What do you consider your greatest achievement?
I would say two, so far. First, I’m very proud of the television series I created and produced for MTV. It was called MTV UNfiltered, and it was the very first moment where media began to shift from authoritarian storytelling to audience-generated content. This was before YouTube, and UNfiltered heralded a future where technology gave individuals the power to tell their own stories in their own words, with their own pictures.
Then, there is 9/11. My company on 9/11/01 was based on 5th avenue, about 20 blocks north of the towers. The film that I made in the year after that terrible day was called “7 Days In September.” It was a curated collection of stories told by real people – and it was a story that I’m proud to have gathered and protected for future generations.
What do you consider the most overrated virtue?
Leadership. I think that opportunities that succeed are a mix of intelligence, timing, good luck, and team building. The current business press turns a handful of individuals into business ‘rock stars’ – which puts them on a pedestal.
Questions from Chad:
You put a lot of effort into getting commitments to your upcoming panel. What was your big motivator for making this panel happen?
I think the future of society is – at least in part – about using our technology tools to build a platform for communication and sharing that doesn’t amplify hate and divisive behavior. That’s a big and complicated goal. The panel was created to ask a big question and explore the possibility that the future of web media financing isn’t based simply on selling goods and services. So, the motivator was to have a frothy conversation, ask hard questions, and bring together smart people to engage in what will hopefully be some possible solutions.
Your panel sounds like the kind of mental space many people have talked around being in, but haven’t actually thought through the real-world impacts of. Would you agree?
Maybe, but that might be giving me too much credit. All I want to do is invite some exploration.
There is a way to look at the different spheres like print, web, video, etc. as going from floating circles, to a Venn diagram, to essentially one big circle. This merger of circles has been disruptive to many.

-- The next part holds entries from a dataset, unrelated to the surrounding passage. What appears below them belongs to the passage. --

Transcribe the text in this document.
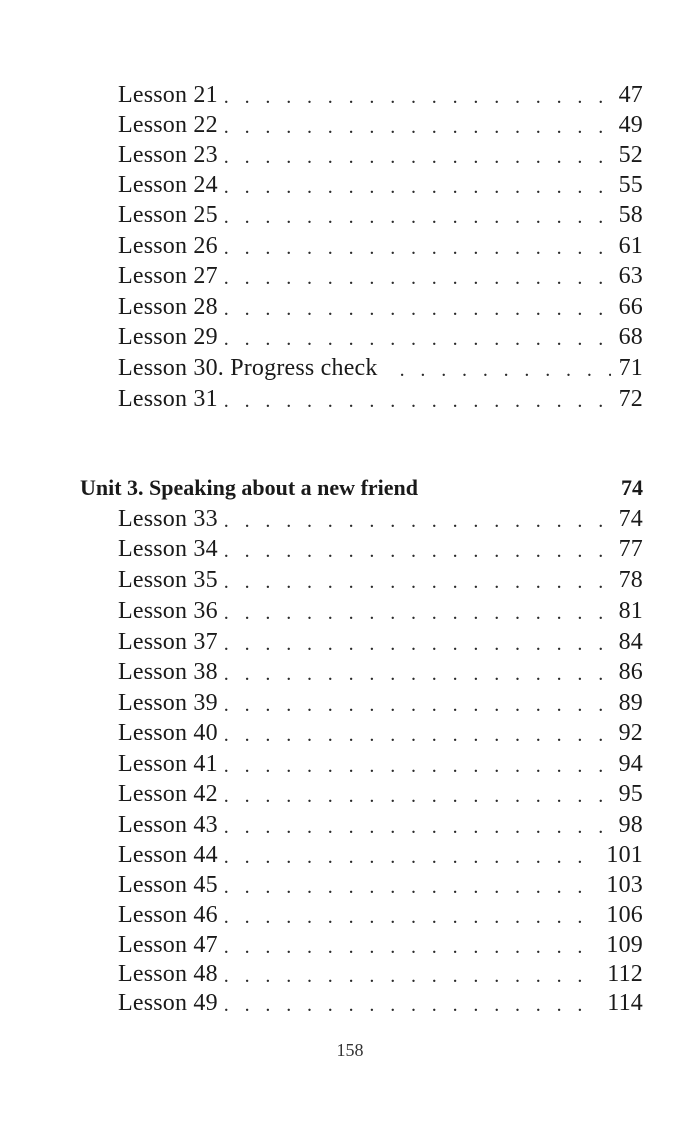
Lesson 21 . . .	47
Lesson 22 . . .	49
Lesson 23 . . .	52
Lesson 24 . . .	55
Lesson 25 . . .	58
Lesson 26 . . .	61
Lesson 27 . . .	63
Lesson 28 . . .	66
Lesson 29 . . .	68
Lesson 30. Progress check . . .	71
Lesson 31 . . .	72
Unit 3. Speaking about a new friend	74
Lesson 33 . . .	74
Lesson 34 . . .	77
Lesson 35 . . .	78
Lesson 36 . . .	81
Lesson 37 . . .	84
Lesson 38 . . .	86
Lesson 39 . . .	89
Lesson 40 . . .	92
Lesson 41 . . .	94
Lesson 42 . . .	95
Lesson 43 . . .	98
Lesson 44 . . .	101
Lesson 45 . . .	103
Lesson 46 . . .	106
Lesson 47 . . .	109
Lesson 48 . . .	112
Lesson 49 . . .	114
158
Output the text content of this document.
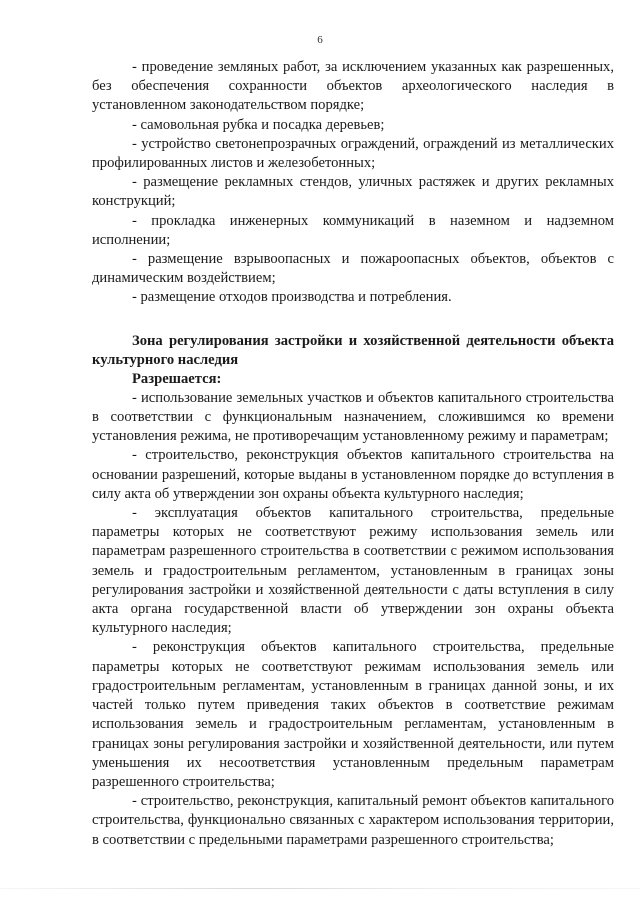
6

- проведение земляных работ, за исключением указанных как разрешенных, без обеспечения сохранности объектов археологического наследия в установленном законодательством порядке;

- самовольная рубка и посадка деревьев;

- устройство светонепрозрачных ограждений, ограждений из металлических профилированных листов и железобетонных;

- размещение рекламных стендов, уличных растяжек и других рекламных конструкций;

- прокладка инженерных коммуникаций в наземном и надземном исполнении;

- размещение взрывоопасных и пожароопасных объектов, объектов с динамическим воздействием;

- размещение отходов производства и потребления.

Зона регулирования застройки и хозяйственной деятельности объекта культурного наследия

Разрешается:

- использование земельных участков и объектов капитального строительства в соответствии с функциональным назначением, сложившимся ко времени установления режима, не противоречащим установленному режиму и параметрам;

- строительство, реконструкция объектов капитального строительства на основании разрешений, которые выданы в установленном порядке до вступления в силу акта об утверждении зон охраны объекта культурного наследия;

- эксплуатация объектов капитального строительства, предельные параметры которых не соответствуют режиму использования земель или параметрам разрешенного строительства в соответствии с режимом использования земель и градостроительным регламентом, установленным в границах зоны регулирования застройки и хозяйственной деятельности с даты вступления в силу акта органа государственной власти об утверждении зон охраны объекта культурного наследия;

- реконструкция объектов капитального строительства, предельные параметры которых не соответствуют режимам использования земель или градостроительным регламентам, установленным в границах данной зоны, и их частей только путем приведения таких объектов в соответствие режимам использования земель и градостроительным регламентам, установленным в границах зоны регулирования застройки и хозяйственной деятельности, или путем уменьшения их несоответствия установленным предельным параметрам разрешенного строительства;

- строительство, реконструкция, капитальный ремонт объектов капитального строительства, функционально связанных с характером использования территории, в соответствии с предельными параметрами разрешенного строительства;
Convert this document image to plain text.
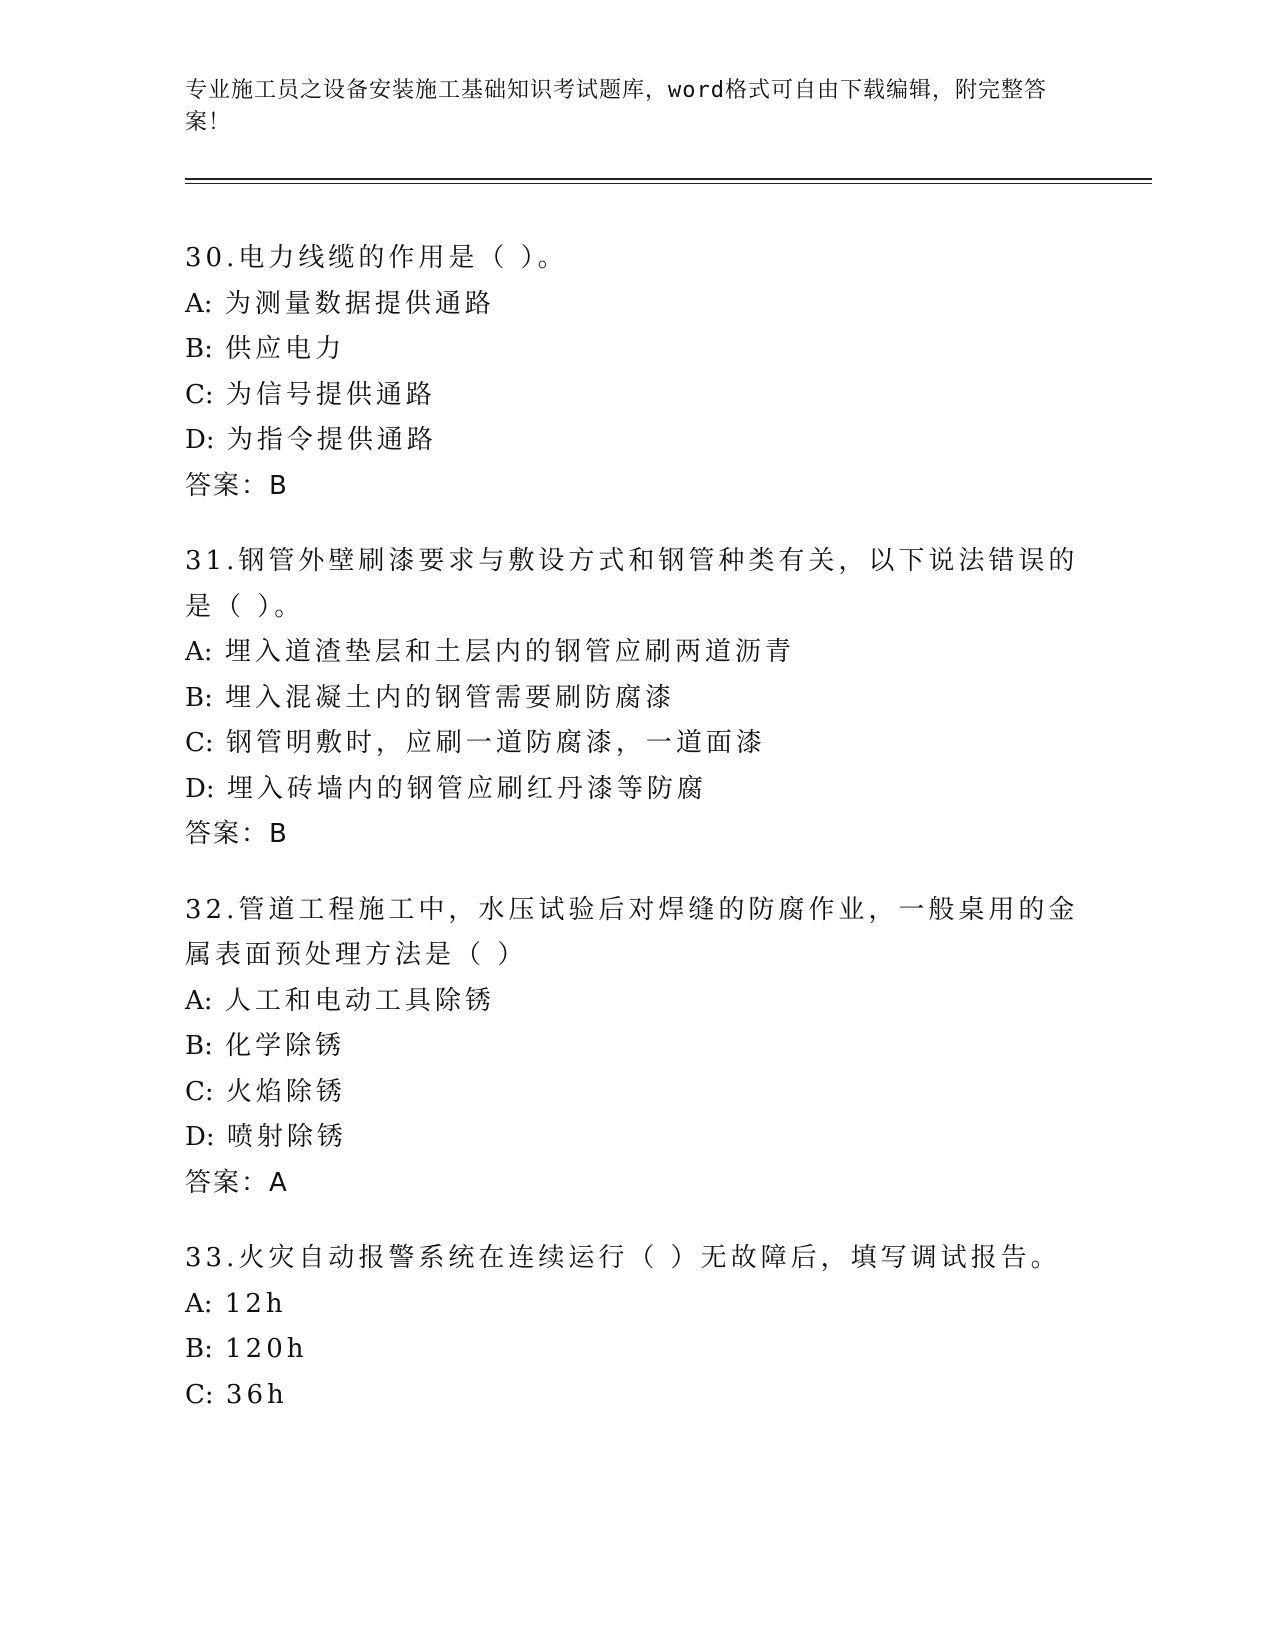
专业施工员之设备安装施工基础知识考试题库，word格式可自由下载编辑，附完整答案！
30.电力线缆的作用是（ ）。
A: 为测量数据提供通路
B: 供应电力
C: 为信号提供通路
D: 为指令提供通路
答案：B
31.钢管外壁刷漆要求与敷设方式和钢管种类有关，以下说法错误的是（ ）。
A: 埋入道渣垫层和土层内的钢管应刷两道沥青
B: 埋入混凝土内的钢管需要刷防腐漆
C: 钢管明敷时，应刷一道防腐漆，一道面漆
D: 埋入砖墙内的钢管应刷红丹漆等防腐
答案：B
32.管道工程施工中，水压试验后对焊缝的防腐作业，一般桌用的金属表面预处理方法是（ ）
A: 人工和电动工具除锈
B: 化学除锈
C: 火焰除锈
D: 喷射除锈
答案：A
33.火灾自动报警系统在连续运行（ ）无故障后，填写调试报告。
A: 12h
B: 120h
C: 36h
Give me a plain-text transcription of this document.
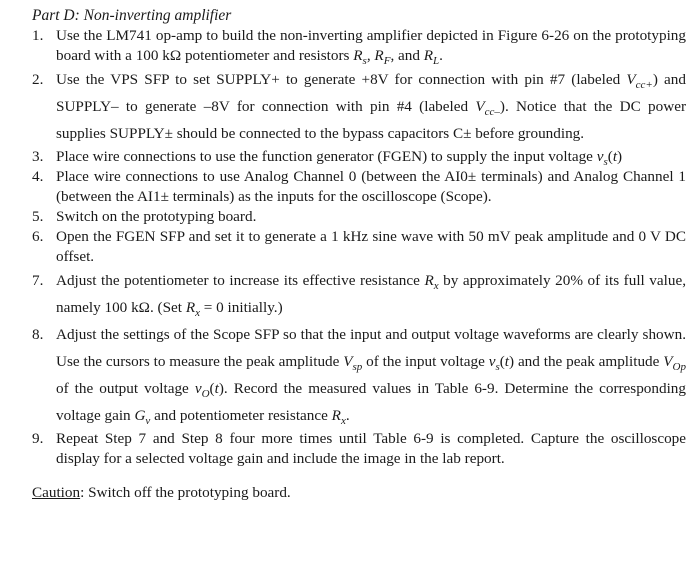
Part D: Non-inverting amplifier
1. Use the LM741 op-amp to build the non-inverting amplifier depicted in Figure 6-26 on the prototyping board with a 100 kΩ potentiometer and resistors $R_s$, $R_F$, and $R_L$.
2. Use the VPS SFP to set SUPPLY+ to generate +8V for connection with pin #7 (labeled $V_{cc+}$) and SUPPLY– to generate –8V for connection with pin #4 (labeled $V_{cc-}$). Notice that the DC power supplies SUPPLY± should be connected to the bypass capacitors C± before grounding.
3. Place wire connections to use the function generator (FGEN) to supply the input voltage $v_s(t)$
4. Place wire connections to use Analog Channel 0 (between the AI0± terminals) and Analog Channel 1 (between the AI1± terminals) as the inputs for the oscilloscope (Scope).
5. Switch on the prototyping board.
6. Open the FGEN SFP and set it to generate a 1 kHz sine wave with 50 mV peak amplitude and 0 V DC offset.
7. Adjust the potentiometer to increase its effective resistance $R_x$ by approximately 20% of its full value, namely 100 kΩ. (Set $R_x = 0$ initially.)
8. Adjust the settings of the Scope SFP so that the input and output voltage waveforms are clearly shown. Use the cursors to measure the peak amplitude $V_{sp}$ of the input voltage $v_s(t)$ and the peak amplitude $V_{Op}$ of the output voltage $v_O(t)$. Record the measured values in Table 6-9. Determine the corresponding voltage gain $G_v$ and potentiometer resistance $R_x$.
9. Repeat Step 7 and Step 8 four more times until Table 6-9 is completed. Capture the oscilloscope display for a selected voltage gain and include the image in the lab report.
Caution: Switch off the prototyping board.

Well, I think there are two sides to things. The first being the way information is delivered on paper vs. digitally, and the second being the way information is delivered verbally vs. through picture and sound. So yes, the merger is disruptive…but things are always changing.
What traits for a company have you found help it have the greatest chance of adapting to this change? What traits for an individual?
Well, I think flexibility and agility are strong traits for both companies and individuals. Brands that think they can drive messages to consumers are in old world thinking. People have choices, people have more media feeds than they can consume. So, when brands interrupt users and don’t treat them as ‘partners’ but as passive consumers, they’re going to lose out.
You once told me in an interview that “the days are over of an organization alone being able to tell the story of its own brand.” This is when you were in deep into exploration of curation. What are the things that an organization need to prioritize these days to best tell its story?
First, users are the most critical part of the brand story. Unhappy users, disappointed users and angry users are going to get traction and connect with audiences. So you can’t just ignore the unhappy outliers. At the same time, happy customers are your best brand advocates. So social-proof is going to drive brand strategy. On Amazon, a product with 3 stars is going to lose to a product with 5 stars, because consumer experience is authentic.
When we last met, you were on your way to see the play Network. What did you think? Did it manage to stay relevant in 2019? How?
Well, I loved the production and Brian Cranston’s performance. But Paddy Chayefsky’s words hit me as ironic and a bit sad. Chayefsky warned us about where media was going… he nailed it. And we ignored him. And we’re paying the price.